Then use JSON or XML in those pipes. Nothing forces you to deal with unstructured data.

TeMPOraL · on April 9, 2021

Wish I could (actually, I'd prefer JSONB or other binary format). Unfortunately, every program in the UNIX ecosystem assumes unstructured text in pipes, and makes it my responsibility to glue them together by building ad-hoc parsers with grep, head, sort, sed and awk.

rbanffy · on April 9, 2021

A lot of more recent programs (such as AWS, K8s tools) can easily output JSON. You can make schemas match, but you'll most of the time need to use something like jq to transform what one program outputs into what makes sense for the other.

I always try to design my tools with a "terse" output that makes it easier to pipe it into other programs.
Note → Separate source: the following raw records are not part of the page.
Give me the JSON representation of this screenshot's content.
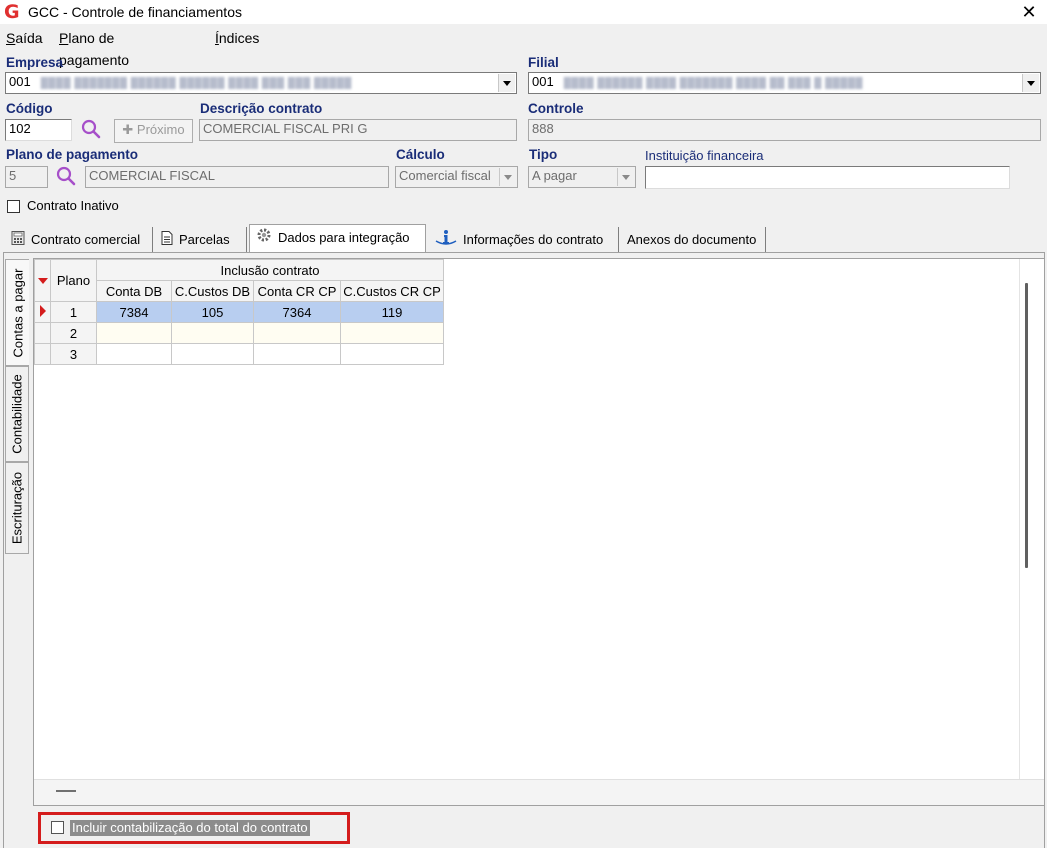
{
  "window": {
    "title": "GCC - Controle de financiamentos",
    "app_icon_glyph": "G",
    "close_glyph": "✕"
  },
  "menu": [
    {
      "label": "Saída",
      "accel": "S",
      "rest": "aída"
    },
    {
      "label": "Plano de pagamento",
      "accel": "P",
      "rest": "lano de pagamento"
    },
    {
      "label": "Índices",
      "accel": "Í",
      "rest": "ndices"
    }
  ],
  "form": {
    "empresa": {
      "label": "Empresa",
      "value": "001"
    },
    "filial": {
      "label": "Filial",
      "value": "001"
    },
    "codigo": {
      "label": "Código",
      "value": "102"
    },
    "proximo_button": {
      "label": "Próximo",
      "prefix": "✚"
    },
    "descricao": {
      "label": "Descrição contrato",
      "value": "COMERCIAL FISCAL PRI G"
    },
    "controle": {
      "label": "Controle",
      "value": "888"
    },
    "plano": {
      "label": "Plano de pagamento",
      "code": "5",
      "description": "COMERCIAL FISCAL"
    },
    "calculo": {
      "label": "Cálculo",
      "value": "Comercial fiscal"
    },
    "tipo": {
      "label": "Tipo",
      "value": "A pagar"
    },
    "instituicao": {
      "label": "Instituição financeira",
      "value": ""
    },
    "contrato_inativo": {
      "label": "Contrato Inativo",
      "checked": false
    }
  },
  "tabs": [
    {
      "label": "Contrato comercial",
      "icon": "calculator-icon",
      "active": false
    },
    {
      "label": "Parcelas",
      "icon": "document-icon",
      "active": false
    },
    {
      "label": "Dados para integração",
      "icon": "gear-icon",
      "active": true
    },
    {
      "label": "Informações do contrato",
      "icon": "info-icon",
      "active": false
    },
    {
      "label": "Anexos do documento",
      "icon": "",
      "active": false
    }
  ],
  "side_tabs": [
    {
      "label": "Contas a pagar",
      "active": true
    },
    {
      "label": "Contabilidade",
      "active": false
    },
    {
      "label": "Escrituração",
      "active": false
    }
  ],
  "grid": {
    "plano_header": "Plano",
    "group_header": "Inclusão contrato",
    "columns": [
      "Conta DB",
      "C.Custos DB",
      "Conta CR CP",
      "C.Custos CR CP"
    ],
    "rows": [
      {
        "plano": "1",
        "cells": [
          "7384",
          "105",
          "7364",
          "119"
        ],
        "selected": true
      },
      {
        "plano": "2",
        "cells": [
          "",
          "",
          "",
          ""
        ],
        "selected": false
      },
      {
        "plano": "3",
        "cells": [
          "",
          "",
          "",
          ""
        ],
        "selected": false
      }
    ]
  },
  "footer": {
    "incluir_label": "Incluir contabilização do total do contrato",
    "incluir_checked": false
  }
}
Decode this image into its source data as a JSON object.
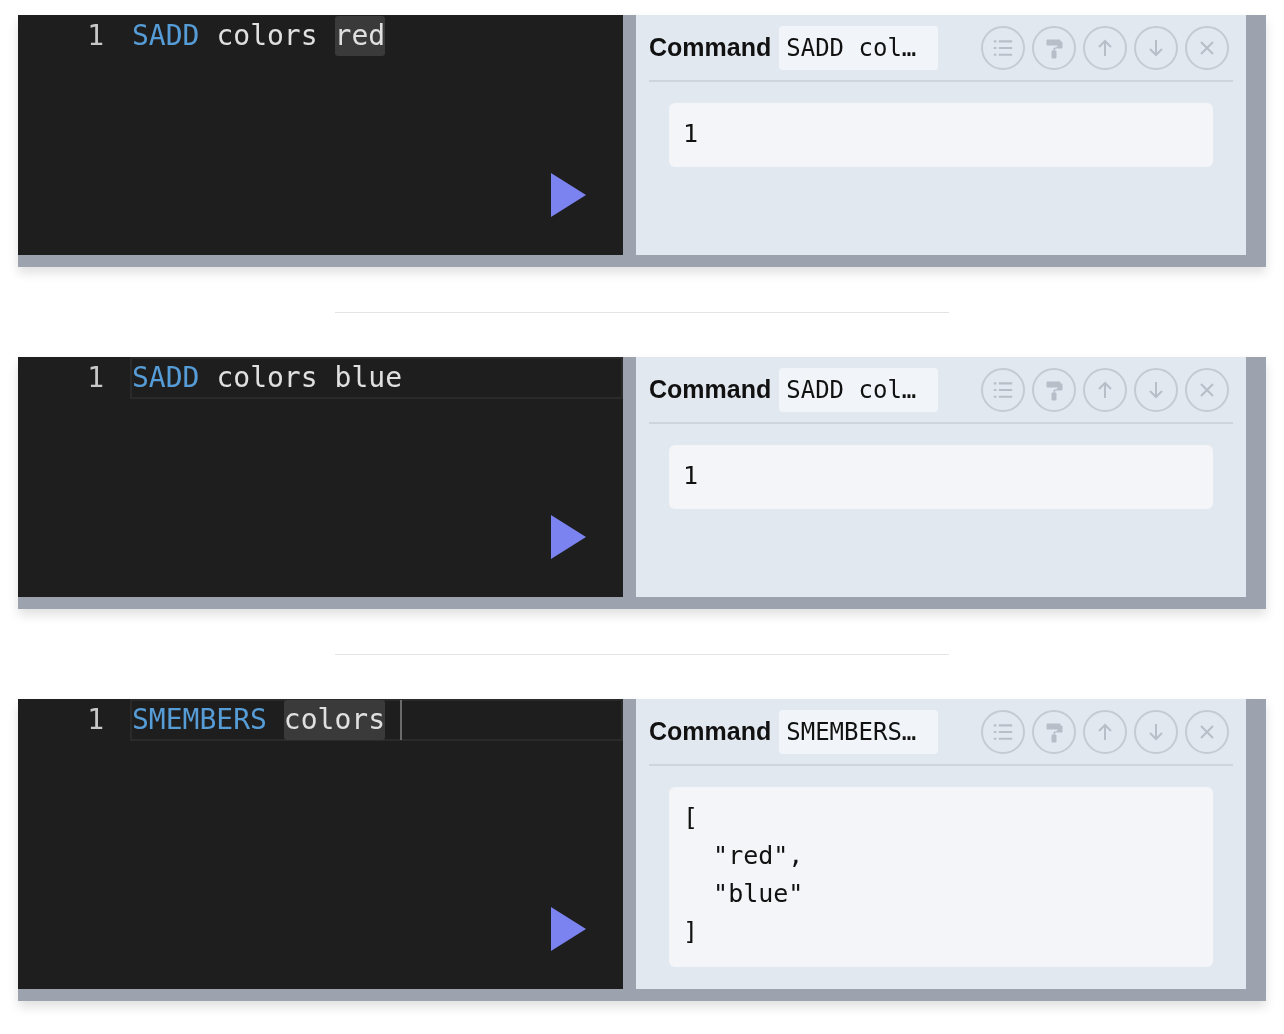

dylan604 · on April 8, 2021

"POSIX_ME_HARDER" passive aggressive done well

throwaway81523 · on April 9, 2021

Fwiw I'm pretty sure that POSIX_ME_HARDER wasn't an RMS-ism. RMS invented the "-pedantic" gcc flag (to enable some warning messages that he felt weren't necessary) and that always got a laugh when he talked about it and that was more his style. POSIX_ME_HARDER was more of a signature style of one of the other devs at the time, rather than of RMS.

dylan604 · on April 9, 2021

maybe so, but it's still brilliant

enriquto · on April 9, 2021

Do you recall who was that other dev?

throwaway81523 · on April 11, 2021

Yes, but I don't know what he's doing now and I wouldn't want to put his name here unless he said it was ok.

enriquto · on April 11, 2021

fair. Let's hope this part of history is written some day.

cat199 · on April 9, 2021

remember seeing this buried in some ifdefs somewhere or in compile output back in the day.. to me finding the origins this is almost or more interesting than the longopt story itself :)

enriquto · on April 8, 2021

sssht! be quiet! the moral police are going to ban this as well!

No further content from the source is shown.